Me agacho por enésima vez para cargar una pila de libros, ya casi lo tenemos listo. Veo las estanterías llenas y pienso en la biblioteca de mi casa, la que dejé en Buenos Aires con mis ediciones favoritas, algunas firmadas por sus autores, mi edición de Joan Margarit dedicada en Barcelona, antes de la pandemia, esa que vale más porque fue un regalo suyo. Sin embargo, por esas cosas raras y tontas de la vida me traje un solo libro, uno que, por cierto, no es mío. O que justamente me lo traje por eso, porque no es mío. Y también está firmado por Joan pero para otra persona. Esas decisiones de último momento: ¿qué hago con esto que no es mío?

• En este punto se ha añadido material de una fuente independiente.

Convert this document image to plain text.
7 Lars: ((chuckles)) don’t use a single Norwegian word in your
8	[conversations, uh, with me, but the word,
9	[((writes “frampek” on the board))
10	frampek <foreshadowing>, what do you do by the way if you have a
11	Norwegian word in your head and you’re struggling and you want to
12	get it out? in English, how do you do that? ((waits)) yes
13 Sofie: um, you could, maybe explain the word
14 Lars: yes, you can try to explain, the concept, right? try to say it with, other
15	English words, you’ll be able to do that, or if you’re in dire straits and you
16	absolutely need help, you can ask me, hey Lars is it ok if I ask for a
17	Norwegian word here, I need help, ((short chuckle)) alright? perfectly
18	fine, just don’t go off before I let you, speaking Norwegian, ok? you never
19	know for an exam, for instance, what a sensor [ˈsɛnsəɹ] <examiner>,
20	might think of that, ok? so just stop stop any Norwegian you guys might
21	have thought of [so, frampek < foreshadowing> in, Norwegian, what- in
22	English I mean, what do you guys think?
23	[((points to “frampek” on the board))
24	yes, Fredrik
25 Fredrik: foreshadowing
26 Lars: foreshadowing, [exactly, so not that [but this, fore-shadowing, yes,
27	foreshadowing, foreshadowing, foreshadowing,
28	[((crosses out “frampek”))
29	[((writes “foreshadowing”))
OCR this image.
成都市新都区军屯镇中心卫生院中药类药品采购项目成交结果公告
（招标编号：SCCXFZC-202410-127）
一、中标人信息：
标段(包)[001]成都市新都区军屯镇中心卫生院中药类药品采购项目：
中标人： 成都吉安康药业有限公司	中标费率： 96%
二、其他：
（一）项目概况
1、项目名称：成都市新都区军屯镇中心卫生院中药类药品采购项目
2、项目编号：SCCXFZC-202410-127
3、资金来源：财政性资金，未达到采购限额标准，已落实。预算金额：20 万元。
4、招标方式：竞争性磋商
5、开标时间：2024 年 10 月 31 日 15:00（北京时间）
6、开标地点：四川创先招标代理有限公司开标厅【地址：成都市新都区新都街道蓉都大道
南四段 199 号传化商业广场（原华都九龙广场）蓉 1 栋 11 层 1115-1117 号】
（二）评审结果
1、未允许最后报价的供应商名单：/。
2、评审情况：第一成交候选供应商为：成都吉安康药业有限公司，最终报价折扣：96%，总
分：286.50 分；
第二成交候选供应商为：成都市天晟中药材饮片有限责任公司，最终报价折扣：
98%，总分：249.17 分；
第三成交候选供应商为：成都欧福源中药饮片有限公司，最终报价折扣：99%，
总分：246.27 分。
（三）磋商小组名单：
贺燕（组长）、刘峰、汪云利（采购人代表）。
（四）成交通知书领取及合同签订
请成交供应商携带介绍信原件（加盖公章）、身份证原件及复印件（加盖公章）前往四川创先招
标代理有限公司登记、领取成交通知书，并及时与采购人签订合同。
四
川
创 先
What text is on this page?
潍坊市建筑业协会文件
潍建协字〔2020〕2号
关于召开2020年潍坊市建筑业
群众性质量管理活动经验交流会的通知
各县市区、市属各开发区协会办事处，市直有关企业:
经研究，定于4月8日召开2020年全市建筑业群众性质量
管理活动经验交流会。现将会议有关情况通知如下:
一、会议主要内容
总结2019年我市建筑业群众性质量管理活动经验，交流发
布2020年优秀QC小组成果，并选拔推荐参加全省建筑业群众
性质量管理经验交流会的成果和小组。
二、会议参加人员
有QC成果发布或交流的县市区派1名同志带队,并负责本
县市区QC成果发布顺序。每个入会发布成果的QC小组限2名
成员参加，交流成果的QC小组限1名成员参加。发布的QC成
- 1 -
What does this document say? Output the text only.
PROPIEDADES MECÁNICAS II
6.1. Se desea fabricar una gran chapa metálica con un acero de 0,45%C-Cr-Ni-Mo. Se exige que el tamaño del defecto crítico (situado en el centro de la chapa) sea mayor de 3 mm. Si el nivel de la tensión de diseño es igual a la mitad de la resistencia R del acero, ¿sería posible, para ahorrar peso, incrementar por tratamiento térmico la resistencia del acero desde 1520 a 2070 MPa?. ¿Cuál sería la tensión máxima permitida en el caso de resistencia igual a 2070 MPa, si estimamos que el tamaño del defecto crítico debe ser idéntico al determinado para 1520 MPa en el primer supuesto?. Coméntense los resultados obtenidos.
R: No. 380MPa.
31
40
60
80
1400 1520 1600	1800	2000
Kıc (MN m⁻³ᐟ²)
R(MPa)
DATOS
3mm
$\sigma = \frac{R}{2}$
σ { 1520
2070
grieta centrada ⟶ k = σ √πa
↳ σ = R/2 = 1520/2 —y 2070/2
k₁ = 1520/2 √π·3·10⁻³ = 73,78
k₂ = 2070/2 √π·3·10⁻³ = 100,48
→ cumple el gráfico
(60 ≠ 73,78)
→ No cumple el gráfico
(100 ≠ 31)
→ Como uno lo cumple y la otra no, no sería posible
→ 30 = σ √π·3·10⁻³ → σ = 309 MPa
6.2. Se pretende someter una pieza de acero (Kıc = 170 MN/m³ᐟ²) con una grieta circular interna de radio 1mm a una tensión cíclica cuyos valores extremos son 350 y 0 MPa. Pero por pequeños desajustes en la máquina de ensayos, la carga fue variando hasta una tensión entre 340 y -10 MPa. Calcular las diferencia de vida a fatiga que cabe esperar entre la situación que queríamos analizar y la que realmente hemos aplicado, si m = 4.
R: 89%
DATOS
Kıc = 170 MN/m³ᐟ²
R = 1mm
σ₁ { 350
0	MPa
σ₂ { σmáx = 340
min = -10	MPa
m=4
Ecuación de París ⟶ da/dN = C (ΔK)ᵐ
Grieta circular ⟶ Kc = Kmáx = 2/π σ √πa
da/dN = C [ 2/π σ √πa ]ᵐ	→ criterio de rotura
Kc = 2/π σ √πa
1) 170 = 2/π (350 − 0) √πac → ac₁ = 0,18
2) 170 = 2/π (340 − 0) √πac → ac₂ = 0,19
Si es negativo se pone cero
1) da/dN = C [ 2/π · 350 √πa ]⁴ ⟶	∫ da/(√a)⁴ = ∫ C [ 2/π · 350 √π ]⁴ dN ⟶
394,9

Pero que tampoco es de la persona a quien pensaba regalárselo, no es, pero está su nombre en la primera página, no es de ella ni es de nadie. Así que lo traje por si acaso, por si después de un año se me ocurre una idea mejor que seguir conservándolo. Nicole me dice que le arranque la página y me lo quede, que es una edición en tapa dura, de las lindas. Pero lo cierto es que aun sabiendo que no me entraba un alfiler más en las maletas, le hice un lugar al libro de nadie. Los libros pesan demasiado, pero yo no tenía ni idea de lo que podía llegar a pesar uno que quedó truncado en el camino: Barcelona/Buenos Aires/Buenos Aires/Madrid. Madrid.
Había escuchado muchas veces historias sobre bibliotecas que quedaron enteras en ciudades a las que los exiliados no podían regresar. Ni de lejos es mi caso. Pero este domingo en la librería, a puertas cerradas, pienso en el peso real de los libros. El peso de las palabras, el simbólico y el real. Siempre me encantó esa frase de Wilde sobre la coma: “Me pasé toda la tarde trabajando en las pruebas de uno de mis poemas. Por la mañana puse una coma, y, por la tarde, la volví a quitar”. El peso de una coma. El peso efectivo de las palabras. La Central de Barcelona. Los libros que cruzaron dos veces el mar, la biblioteca nueva que me empezaré a armar en esta nueva ciudad algún día. Los aeropuertos, el exceso de equipaje. La memoria, el exceso de memoria. El recuerdo del orden exacto de cada uno de ellos. Algunos lomos de Anagrama desteñidos por el sol. Algunos repetidos de cuando tenía la obsesión de comprar los tres ejemplares que estuvieran disponibles porque, si bien era el mismo, quería los tres, aunque después terminara regalándolos. Pero me perturba no saber qué hacer con este que tengo guardado en la maleta vacía, el que no es de nadie, el que fue de alguien una sola tarde sin saberlo, el que dice: “Para Y, de su amigo Joan”, con tinta azul. El que muchas veces pienso que no te mereces, y tantas otras me dan unas ganas locas de ponerlo en un buzón y enviártelo a tu casa. Y otras pienso en hacerle caso a eso de arrancar la página y quedármelo, pero como aquella coma que Wilde puso por la mañana y por la tarde volvió a quitar, tan consciente del cambio, pienso que repararé más en la hoja ausente y en su truncado destino.
En uno de mis libros preferidos de John Berger, De A para X, Aída le dice a Xavier que lo efímero no es lo opuesto a lo eterno. Que lo opuesto a lo eterno es lo olvidado. Que hay quienes viven pensando que lo olvidado y lo eterno son la misma cosa. Que se equivocan. Dice que los que están en lo cierto son los que piensan que lo eterno nos necesita. Yo no sé que voy a hacer con este libro de Joan. Pero conozco el peso exacto de sus 175 páginas y si cierro los ojos hasta puedo sentir el olor de la portada. Y sí, me lo quedo yo porque ya no es de nadie, da igual si es de A para X o de A para Y o de J para A. Este libro es eterno. Es el resumen de la biblioteca que no me traje a Madrid.
Por cierto, el libro mide 22 x 15 centímetros y pesa 374 gramos sin dedicatoria, con ella, es infinito.